20 years ago I was in Normandy. Cherbourg to be precise. I had worked at the local radio station the previous year, and they had invited me back to help with the preparations for the 50th anniversary of D-day. This was the first time it was really taken seriously by anyone other than those who were there, and it created the idea of an internationally-recognised event, with royals and presidents attending, and the whole shebang.  Since then, we have become accustomed to seeing our venerable old men saluting their fallen comrades, but prior to then, it wasn’t really considered newsworthy.

So, the 50th anniversary was a big deal. The 70th is also a big deal, because this year, the Survivors’ Association will disband afterwards. There are so few left now, and fewer still who can make the trip, that it isn’t worthwhile continuing to run it. But we must not forget.

My own experience of the actual day is limited. I stayed at the radio station, assisting with broadcasts, whilst others went out to the sites themselves. But I do recall something that happened a day or so before.

I was tasked with listening to some old radio transmissions in English and translating them into French. I was sat in a little booth with an old reel to reel tape player and a notepad and was left completely undisturbed to allow me to concentrate.

At first, I had no problems. No matter how bad the quality of the recording, the well-spoken vowels of 1940s English were easy to capture.

After a while, the tape went silent, and a new voice cut in. This voice was male and he was shouting and I wasn’t listening to clipped Queen’s English, I was listening to German. The voice of an actual Nazi broadcast from 1944. 
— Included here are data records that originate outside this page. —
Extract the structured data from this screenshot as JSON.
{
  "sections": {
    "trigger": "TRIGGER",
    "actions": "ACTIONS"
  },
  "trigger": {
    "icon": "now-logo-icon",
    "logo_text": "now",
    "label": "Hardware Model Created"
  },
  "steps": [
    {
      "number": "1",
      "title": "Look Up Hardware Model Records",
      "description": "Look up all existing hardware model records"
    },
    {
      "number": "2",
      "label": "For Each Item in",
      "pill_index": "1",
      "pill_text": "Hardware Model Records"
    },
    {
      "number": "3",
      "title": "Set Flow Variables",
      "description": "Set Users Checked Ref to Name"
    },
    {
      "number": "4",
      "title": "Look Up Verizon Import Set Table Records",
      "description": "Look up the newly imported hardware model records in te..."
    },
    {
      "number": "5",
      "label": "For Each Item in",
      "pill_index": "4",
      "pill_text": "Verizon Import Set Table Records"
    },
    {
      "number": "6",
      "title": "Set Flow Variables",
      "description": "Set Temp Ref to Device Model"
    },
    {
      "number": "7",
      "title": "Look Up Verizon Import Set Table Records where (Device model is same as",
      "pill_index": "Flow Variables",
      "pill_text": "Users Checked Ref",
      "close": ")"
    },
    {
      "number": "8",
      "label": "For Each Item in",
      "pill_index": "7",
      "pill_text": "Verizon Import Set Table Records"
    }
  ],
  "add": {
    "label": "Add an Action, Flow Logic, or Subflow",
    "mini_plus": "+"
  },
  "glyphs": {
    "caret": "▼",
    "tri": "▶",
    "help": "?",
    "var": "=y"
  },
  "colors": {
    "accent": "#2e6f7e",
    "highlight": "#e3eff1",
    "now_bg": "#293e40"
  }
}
I was so shaken, I had to stop.  I was physically shaking and I had to get out of that booth as fast as possible. I never went back in.

It was a year before I could face even putting on headphones again, and I have never forgotten how chilling it was to have that voice in my ears and in my head. 

D-Day changed the world, and we must all play our part in making sure that, as the number of actual witnesses dwindles with time, we do not forget what was done then.